A role of PS in generation of signaling protein membrane networks at TCR triggering sites was suggested by reconstructing LAT-anchored TCR lipid/signaling protein network in vitro: tyrosine phosphorylated LAT was recombinantly expressed as membrane-anchored variant in insect cells and inserted into liposomes. Nucleation of cooperative multimolecular signaling protein networks around these phosphotyrosineLAT-proteoliposomes effectively occurred on membranes which were composed of PS- but not of PC-lipid. This indicated the fundamental importance of the lipid bilayer platform and its composition for the nucleation of LAT-anchored TCR downstream signaling complexes (Sangani et al., 2009).
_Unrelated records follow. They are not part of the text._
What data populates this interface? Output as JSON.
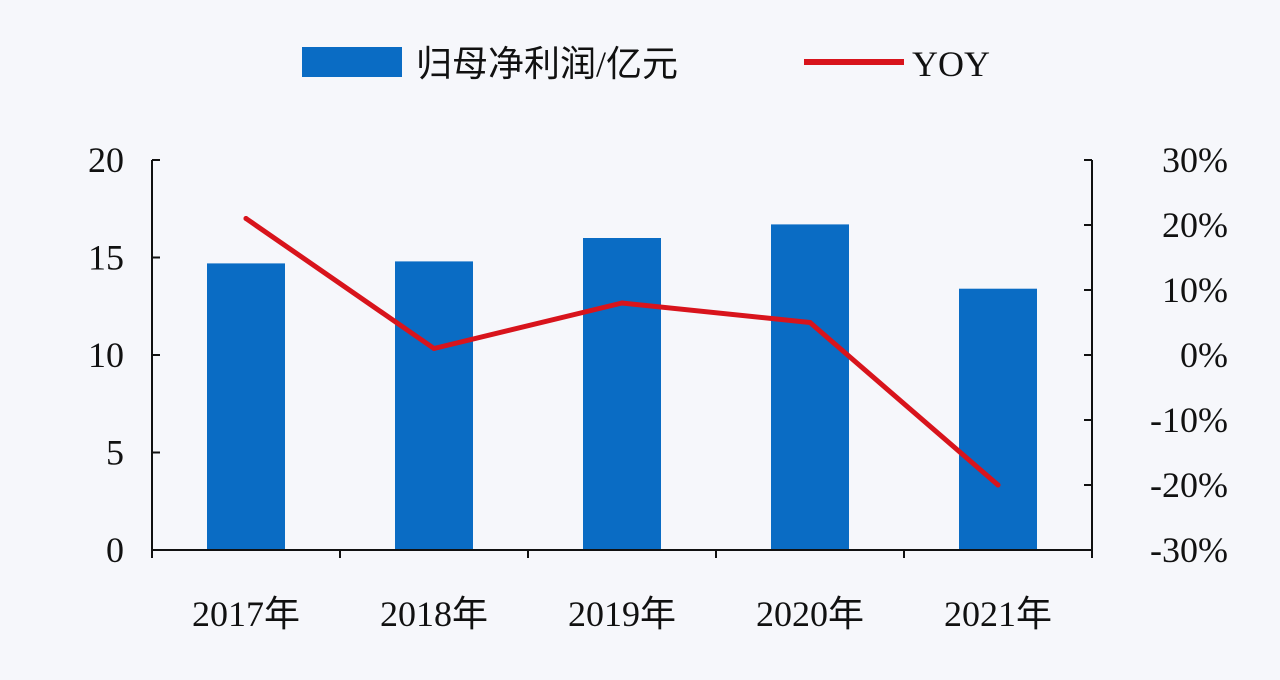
{
  "chart_data": {
    "type": "bar",
    "categories": [
      "2017年",
      "2018年",
      "2019年",
      "2020年",
      "2021年"
    ],
    "series": [
      {
        "name": "归母净利润/亿元",
        "type": "bar",
        "axis": "left",
        "values": [
          14.7,
          14.8,
          16.0,
          16.7,
          13.4
        ]
      },
      {
        "name": "YOY",
        "type": "line",
        "axis": "right",
        "values": [
          21,
          1,
          8,
          5,
          -20
        ]
      }
    ],
    "left_axis": {
      "ylim": [
        0,
        20
      ],
      "ticks": [
        0,
        5,
        10,
        15,
        20
      ],
      "tick_labels": [
        "0",
        "5",
        "10",
        "15",
        "20"
      ]
    },
    "right_axis": {
      "ylim": [
        -30,
        30
      ],
      "ticks": [
        -30,
        -20,
        -10,
        0,
        10,
        20,
        30
      ],
      "tick_labels": [
        "-30%",
        "-20%",
        "-10%",
        "0%",
        "10%",
        "20%",
        "30%"
      ]
    },
    "legend_position": "top",
    "grid": false,
    "colors": {
      "bar": "#0a6cc4",
      "line": "#d8141c",
      "axis": "#111111",
      "background": "#f6f7fb"
    }
  }
}
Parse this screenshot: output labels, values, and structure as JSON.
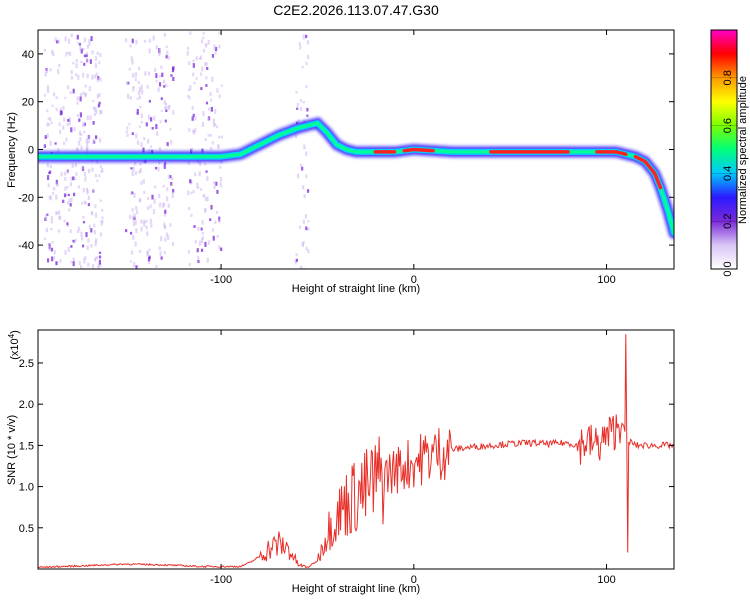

Implication in TCR Triggering Mechanisms

In vitro reconstitution is indeed a powerful approach to reduce the complexity of collective systems to isolated features. This has also been performed with great success in model lipid membranes which feature cholesterol-dependent segregation of liquid ordered (lo) and liquid disordered (ld) phases (Ahmed et al., 1997). Immiscibility of artificial lo- and ld-phases in model membranes recapitulates (but cannot be equated with Kaiser et al., 2009) segregation of ordered raft- and disordered non-raft phases in cell plasma membranes. It was shown that in isolated cell plasma membrane vesicles at 37°C connectivity of raft lipids does not suffice to segregate bulk lipid membrane phases. However, segregation of ordered and disordered phases in cell plasma membrane vesicles could be induced by choleratoxin B subunit (CTB)-mediated crosslinking of raft GM1 ganglioside lipid component (Lingwood et al., 2008). These results suggest that resting cell plasma membranes are held below a critical threshold above which raft lipid connectivity causes bulk phase separation at physiological conditions. Segregation of ordered and disordered phases can then be triggered by passing this threshold with relatively small shifts in membrane status, for example by pentavalent crosslinking of GM1 using CTB. Hence, it can be envisioned that ligand-induced alterations of TCR configuration in the plasma membrane bilayer locally induces ordering of its lipid environment. This causes coupling of ligand-engaged TCR to membrane-anchored Lck Src-family kinase which prefers an ordered lipid bilayer environment (Janes et al., 1999; Ike et al., 2003). Increased accessibility of Lck kinase to ligand-engaged TCR complex would then cause ITAM phosphorylation and receptor activation. Indeed, it was recently shown that a significant fraction of Lck kinase in T cells is in its active form prior to TCR activation and will phosphorylate its ITAM substrate in the TCR/CD3 complex once it gains access (Nika et al., 2010).

Outlook

Induction of ordered raft phase by ligand engagement has been put forward as central element of models describing initial TCR triggering (van der Merwe and Dushek, 2011). Testing this experimentally poses the challenge of comparing structure of TCR lipid bilayer environment prior to and post ligand engagement and monitoring how ligand engagement causes raft phase coalescence in the immediate, possibly nanometer range TCR environment. This needs to be experimentally discriminated from segregation of micrometer scale ordered raft phase shown to be a consequence of TCR signaling at T cell activation domains.